In a homage to Agatha Christie, this modern-day murder mystery takes place in the Thrombey mansion in Massachusetts. When renowned crime novelist Harlan Thrombey (Christopher Plummer) is found dead in his estate the evening of his 85th birthday, famous detective Benoit Blanc (Daniel Craig) is hired to investigate. With the entire family and staff being treated as suspects, Blanc must evaluate each and every lie and truth to find out what really happened to the deceased patriarch. Greed is exposed and rivalries boil over, but was it really a murder, or simply a suicide?
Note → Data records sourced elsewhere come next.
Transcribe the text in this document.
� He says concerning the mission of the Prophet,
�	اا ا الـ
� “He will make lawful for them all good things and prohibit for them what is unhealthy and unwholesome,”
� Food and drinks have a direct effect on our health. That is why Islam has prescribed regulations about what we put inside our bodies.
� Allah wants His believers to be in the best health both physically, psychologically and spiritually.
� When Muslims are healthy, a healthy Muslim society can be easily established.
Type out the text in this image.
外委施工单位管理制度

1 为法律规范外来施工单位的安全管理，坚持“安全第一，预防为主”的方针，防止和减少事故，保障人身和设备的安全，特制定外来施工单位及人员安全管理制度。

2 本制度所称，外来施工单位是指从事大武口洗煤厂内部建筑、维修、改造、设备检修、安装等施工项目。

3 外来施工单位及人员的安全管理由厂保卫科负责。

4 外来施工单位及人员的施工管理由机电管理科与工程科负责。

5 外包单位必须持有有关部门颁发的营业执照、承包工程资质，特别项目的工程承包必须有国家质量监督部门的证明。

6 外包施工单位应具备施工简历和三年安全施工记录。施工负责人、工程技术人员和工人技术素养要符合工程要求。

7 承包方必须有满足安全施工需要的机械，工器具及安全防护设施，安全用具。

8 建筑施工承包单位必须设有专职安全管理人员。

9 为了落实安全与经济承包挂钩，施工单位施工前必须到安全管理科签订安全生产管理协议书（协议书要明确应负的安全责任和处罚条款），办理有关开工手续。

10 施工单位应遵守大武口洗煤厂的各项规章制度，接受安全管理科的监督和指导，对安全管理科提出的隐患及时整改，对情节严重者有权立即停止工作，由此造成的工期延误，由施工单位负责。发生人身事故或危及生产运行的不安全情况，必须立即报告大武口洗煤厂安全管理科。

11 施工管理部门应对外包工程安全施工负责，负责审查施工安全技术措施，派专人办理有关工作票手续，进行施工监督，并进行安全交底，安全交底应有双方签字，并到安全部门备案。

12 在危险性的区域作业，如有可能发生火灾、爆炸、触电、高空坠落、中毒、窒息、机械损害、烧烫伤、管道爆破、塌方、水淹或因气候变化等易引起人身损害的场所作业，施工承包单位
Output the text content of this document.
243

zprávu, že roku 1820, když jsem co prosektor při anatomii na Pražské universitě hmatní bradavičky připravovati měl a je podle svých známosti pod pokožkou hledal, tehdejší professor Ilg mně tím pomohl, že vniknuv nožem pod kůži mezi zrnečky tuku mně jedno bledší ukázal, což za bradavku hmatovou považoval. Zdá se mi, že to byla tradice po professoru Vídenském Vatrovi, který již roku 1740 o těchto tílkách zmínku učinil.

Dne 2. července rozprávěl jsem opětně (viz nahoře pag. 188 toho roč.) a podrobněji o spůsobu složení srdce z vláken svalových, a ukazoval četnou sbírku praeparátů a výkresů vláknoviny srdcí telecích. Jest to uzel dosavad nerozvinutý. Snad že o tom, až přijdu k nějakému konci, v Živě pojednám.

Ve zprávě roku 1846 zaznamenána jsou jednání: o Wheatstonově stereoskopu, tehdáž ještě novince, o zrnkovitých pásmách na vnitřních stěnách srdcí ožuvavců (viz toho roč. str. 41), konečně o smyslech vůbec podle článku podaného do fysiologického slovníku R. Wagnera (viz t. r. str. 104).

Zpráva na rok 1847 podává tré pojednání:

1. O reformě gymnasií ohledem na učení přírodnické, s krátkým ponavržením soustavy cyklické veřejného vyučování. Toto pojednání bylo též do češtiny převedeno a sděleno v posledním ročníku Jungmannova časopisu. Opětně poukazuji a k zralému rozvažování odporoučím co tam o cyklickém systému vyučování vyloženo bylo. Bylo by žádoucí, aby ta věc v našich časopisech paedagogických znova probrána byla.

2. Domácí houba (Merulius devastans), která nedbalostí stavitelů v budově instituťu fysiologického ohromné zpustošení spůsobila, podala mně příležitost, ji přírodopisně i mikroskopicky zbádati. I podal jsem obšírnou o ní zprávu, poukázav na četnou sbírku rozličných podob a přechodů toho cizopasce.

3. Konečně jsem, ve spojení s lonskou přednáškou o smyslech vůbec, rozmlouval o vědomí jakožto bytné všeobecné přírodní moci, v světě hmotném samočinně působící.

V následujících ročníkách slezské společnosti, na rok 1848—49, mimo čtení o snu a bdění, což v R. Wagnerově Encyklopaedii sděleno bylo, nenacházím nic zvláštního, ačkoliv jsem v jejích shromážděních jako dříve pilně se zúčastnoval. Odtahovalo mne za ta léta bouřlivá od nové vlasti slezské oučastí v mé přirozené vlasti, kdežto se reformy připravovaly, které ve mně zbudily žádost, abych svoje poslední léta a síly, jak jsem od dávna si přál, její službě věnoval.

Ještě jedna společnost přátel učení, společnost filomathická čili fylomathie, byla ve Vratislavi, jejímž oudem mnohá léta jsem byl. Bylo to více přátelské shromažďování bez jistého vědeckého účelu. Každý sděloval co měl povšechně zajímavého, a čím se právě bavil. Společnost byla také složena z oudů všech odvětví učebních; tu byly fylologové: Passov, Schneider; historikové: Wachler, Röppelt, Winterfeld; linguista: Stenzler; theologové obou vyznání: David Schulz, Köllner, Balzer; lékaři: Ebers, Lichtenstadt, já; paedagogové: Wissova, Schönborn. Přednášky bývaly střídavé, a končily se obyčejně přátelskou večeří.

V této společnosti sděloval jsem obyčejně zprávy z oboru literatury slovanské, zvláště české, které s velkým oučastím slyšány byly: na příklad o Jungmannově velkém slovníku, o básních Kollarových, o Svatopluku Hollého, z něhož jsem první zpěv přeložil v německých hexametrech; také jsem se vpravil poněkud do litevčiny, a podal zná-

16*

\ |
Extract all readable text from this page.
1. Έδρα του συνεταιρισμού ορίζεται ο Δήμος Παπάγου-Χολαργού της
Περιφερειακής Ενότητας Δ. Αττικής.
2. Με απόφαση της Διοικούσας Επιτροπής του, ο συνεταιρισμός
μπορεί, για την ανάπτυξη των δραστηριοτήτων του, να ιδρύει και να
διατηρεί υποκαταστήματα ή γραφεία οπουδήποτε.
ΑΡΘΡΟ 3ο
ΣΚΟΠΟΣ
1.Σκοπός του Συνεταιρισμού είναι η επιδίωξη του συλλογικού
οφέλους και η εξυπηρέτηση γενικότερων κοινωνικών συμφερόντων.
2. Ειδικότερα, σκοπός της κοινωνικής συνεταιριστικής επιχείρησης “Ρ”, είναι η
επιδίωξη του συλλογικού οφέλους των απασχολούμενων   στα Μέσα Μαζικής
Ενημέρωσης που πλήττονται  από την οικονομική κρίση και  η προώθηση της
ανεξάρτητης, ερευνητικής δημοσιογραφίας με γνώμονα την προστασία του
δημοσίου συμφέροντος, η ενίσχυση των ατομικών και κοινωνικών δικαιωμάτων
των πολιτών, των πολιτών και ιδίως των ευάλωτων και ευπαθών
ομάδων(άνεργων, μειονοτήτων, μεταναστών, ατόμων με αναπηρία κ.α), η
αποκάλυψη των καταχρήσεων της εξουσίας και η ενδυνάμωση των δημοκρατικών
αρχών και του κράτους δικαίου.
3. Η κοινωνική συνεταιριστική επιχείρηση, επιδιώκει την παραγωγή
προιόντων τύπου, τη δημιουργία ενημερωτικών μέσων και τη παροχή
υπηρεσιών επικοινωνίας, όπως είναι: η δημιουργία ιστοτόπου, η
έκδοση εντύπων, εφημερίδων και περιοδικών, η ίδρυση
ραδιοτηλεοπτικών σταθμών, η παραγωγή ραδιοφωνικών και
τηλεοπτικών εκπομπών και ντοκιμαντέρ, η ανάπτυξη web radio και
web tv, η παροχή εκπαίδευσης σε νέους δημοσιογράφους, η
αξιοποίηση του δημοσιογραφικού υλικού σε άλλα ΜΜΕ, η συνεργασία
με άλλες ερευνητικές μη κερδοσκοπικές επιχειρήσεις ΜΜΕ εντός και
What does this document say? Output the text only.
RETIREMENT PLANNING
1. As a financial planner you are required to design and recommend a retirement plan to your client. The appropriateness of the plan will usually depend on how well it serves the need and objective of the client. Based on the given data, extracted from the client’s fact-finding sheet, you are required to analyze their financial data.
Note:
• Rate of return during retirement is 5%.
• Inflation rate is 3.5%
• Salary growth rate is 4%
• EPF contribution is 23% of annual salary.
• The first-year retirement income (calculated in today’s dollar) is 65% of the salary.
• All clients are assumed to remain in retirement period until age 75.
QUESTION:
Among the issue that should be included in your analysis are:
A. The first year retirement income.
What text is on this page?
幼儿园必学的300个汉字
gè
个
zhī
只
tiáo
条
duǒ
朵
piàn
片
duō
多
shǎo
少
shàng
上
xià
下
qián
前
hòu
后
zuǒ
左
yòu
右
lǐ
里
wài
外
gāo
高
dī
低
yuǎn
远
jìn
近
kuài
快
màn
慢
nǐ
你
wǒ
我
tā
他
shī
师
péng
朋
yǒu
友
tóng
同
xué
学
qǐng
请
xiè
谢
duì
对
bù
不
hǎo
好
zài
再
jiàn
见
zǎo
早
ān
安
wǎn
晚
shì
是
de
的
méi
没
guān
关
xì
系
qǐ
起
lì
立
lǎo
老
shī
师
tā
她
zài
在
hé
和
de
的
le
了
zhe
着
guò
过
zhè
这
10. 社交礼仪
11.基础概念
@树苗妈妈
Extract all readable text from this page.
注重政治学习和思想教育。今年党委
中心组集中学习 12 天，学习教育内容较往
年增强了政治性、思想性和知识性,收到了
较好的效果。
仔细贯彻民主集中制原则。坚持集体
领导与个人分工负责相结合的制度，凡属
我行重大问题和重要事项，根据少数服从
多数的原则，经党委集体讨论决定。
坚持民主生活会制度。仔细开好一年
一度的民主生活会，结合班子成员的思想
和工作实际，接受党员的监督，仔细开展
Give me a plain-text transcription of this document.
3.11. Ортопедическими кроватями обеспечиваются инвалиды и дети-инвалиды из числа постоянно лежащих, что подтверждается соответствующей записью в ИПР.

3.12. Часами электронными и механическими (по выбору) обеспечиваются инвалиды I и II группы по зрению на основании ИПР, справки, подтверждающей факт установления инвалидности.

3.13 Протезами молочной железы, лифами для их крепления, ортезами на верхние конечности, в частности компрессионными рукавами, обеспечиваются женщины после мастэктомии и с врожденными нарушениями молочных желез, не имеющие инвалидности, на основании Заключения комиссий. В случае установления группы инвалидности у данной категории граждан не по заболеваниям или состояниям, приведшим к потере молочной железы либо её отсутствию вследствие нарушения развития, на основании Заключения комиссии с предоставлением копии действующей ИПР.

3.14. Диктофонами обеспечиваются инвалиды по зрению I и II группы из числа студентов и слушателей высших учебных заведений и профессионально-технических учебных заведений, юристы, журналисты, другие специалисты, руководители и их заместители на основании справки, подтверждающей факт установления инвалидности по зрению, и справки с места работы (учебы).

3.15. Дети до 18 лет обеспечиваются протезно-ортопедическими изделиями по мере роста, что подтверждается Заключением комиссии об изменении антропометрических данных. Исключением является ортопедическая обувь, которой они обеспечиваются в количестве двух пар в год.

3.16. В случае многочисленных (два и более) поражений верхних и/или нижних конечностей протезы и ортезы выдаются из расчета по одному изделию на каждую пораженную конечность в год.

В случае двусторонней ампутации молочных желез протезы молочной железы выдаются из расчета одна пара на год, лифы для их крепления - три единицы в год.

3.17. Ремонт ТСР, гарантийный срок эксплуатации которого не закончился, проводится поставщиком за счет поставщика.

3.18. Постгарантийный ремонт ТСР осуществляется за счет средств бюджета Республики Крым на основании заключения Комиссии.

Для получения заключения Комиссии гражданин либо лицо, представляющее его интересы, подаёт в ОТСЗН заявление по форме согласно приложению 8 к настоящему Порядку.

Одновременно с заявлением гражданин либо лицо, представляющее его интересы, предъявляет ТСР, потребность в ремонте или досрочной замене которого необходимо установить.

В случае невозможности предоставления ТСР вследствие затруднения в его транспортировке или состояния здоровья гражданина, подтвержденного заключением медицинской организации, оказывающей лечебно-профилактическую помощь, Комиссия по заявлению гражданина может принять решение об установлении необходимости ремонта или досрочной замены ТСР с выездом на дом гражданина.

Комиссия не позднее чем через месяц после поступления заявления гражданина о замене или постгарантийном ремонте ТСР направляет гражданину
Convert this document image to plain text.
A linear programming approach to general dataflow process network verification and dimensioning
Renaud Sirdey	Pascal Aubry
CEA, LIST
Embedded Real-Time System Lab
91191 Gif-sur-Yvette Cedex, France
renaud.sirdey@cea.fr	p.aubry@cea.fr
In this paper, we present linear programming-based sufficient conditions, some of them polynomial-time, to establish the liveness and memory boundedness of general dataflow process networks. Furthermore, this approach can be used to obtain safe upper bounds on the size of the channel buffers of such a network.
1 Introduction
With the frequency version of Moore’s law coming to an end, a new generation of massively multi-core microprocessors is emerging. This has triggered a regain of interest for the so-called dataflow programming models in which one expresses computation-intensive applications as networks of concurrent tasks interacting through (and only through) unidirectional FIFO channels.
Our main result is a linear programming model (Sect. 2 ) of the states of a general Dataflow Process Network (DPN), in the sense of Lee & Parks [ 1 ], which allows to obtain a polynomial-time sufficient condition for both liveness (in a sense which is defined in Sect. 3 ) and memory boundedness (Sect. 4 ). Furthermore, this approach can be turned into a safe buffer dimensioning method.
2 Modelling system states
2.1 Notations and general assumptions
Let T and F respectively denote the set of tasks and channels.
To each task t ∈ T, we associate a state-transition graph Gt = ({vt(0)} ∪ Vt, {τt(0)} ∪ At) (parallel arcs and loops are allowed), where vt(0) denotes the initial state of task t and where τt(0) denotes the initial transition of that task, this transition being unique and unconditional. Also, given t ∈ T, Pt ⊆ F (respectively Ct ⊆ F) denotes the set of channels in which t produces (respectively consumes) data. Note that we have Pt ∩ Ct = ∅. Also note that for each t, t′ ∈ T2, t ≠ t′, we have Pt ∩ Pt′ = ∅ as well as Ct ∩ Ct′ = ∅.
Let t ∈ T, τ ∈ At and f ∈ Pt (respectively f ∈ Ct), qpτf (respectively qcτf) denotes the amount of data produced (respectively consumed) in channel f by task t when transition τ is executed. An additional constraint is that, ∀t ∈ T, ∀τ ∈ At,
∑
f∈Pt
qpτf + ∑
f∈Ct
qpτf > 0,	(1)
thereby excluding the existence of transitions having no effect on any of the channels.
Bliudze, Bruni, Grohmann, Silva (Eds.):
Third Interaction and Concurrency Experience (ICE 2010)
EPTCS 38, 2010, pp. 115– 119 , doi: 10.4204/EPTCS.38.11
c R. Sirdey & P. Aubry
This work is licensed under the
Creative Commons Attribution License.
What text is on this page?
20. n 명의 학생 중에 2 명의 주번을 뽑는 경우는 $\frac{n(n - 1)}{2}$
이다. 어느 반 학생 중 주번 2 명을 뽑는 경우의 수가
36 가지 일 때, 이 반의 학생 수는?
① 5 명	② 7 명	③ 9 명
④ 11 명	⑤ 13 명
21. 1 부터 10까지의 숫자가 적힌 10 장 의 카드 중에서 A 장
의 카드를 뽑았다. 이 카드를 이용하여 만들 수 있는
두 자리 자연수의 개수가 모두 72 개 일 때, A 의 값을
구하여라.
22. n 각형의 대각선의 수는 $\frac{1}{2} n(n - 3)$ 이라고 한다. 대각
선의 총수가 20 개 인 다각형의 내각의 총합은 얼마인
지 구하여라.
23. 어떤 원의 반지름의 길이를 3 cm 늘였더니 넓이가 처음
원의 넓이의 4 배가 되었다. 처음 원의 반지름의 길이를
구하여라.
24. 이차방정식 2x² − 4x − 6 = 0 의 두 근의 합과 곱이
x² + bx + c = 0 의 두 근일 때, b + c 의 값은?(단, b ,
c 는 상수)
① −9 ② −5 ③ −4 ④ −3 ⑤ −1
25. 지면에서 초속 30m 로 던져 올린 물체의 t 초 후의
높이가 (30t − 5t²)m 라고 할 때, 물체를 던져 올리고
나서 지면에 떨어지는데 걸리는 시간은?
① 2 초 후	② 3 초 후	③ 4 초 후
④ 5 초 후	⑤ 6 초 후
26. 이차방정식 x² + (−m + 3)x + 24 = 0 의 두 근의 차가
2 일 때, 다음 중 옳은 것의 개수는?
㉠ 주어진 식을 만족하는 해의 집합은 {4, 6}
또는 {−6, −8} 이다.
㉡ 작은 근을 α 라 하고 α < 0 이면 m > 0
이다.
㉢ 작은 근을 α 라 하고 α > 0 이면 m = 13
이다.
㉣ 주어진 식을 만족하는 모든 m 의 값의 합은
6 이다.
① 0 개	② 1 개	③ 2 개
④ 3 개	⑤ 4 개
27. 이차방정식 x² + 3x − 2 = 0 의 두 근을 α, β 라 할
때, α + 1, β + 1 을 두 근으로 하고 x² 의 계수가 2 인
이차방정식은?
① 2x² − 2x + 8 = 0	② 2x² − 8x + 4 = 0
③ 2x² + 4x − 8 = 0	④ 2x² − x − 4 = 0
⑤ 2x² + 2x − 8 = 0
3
The story unfolds unexpectedly, as the manner of death is revealed early on. The majority of the film is spent unraveling yet another big mystery and is told through a series of confessions, motives, and misdirections. It’s not particularly well structured, but the classic mystery clichés make the film easily accessible and very fun to watch. Then again, what isn’t inherently enjoyable about watching a family of entitled, rich jerks squirm?
The casting is on point, and every performance is top notch. It’s amusing to see Hollywood royalty performing as character actors or so strongly against type. Michael Shannon plays a weak younger brother, Toni Collette is a free spirited hippie type, and Craig is terrific at bringing a true Southern-fried swagger to his Poirot-style sleuth. The supporting turns from Ana de Armas, Jamie Lee Curtis, Don Johnson, and Chris Evans and are also strong, but it’s Craig who steals the show. His performance is over the top in the most enjoyable way possible.
Most everything here works and works well. The script is well-written and the film is well-directed, and the set design is one of the best things about the movie. As one character snarkily remarks in the film, it’s like the story takes place in a “real-life version of Clue.” It’s difficult to find much to criticize because it’s so enjoyable to watch.
Ultimately the film is not as clever as it thinks it is, and it’s a bit of a letdown when the big reveal and twist is finally exposed. But the crowd-pleasing “Knives Out” is entertaining if not entirely satisfying.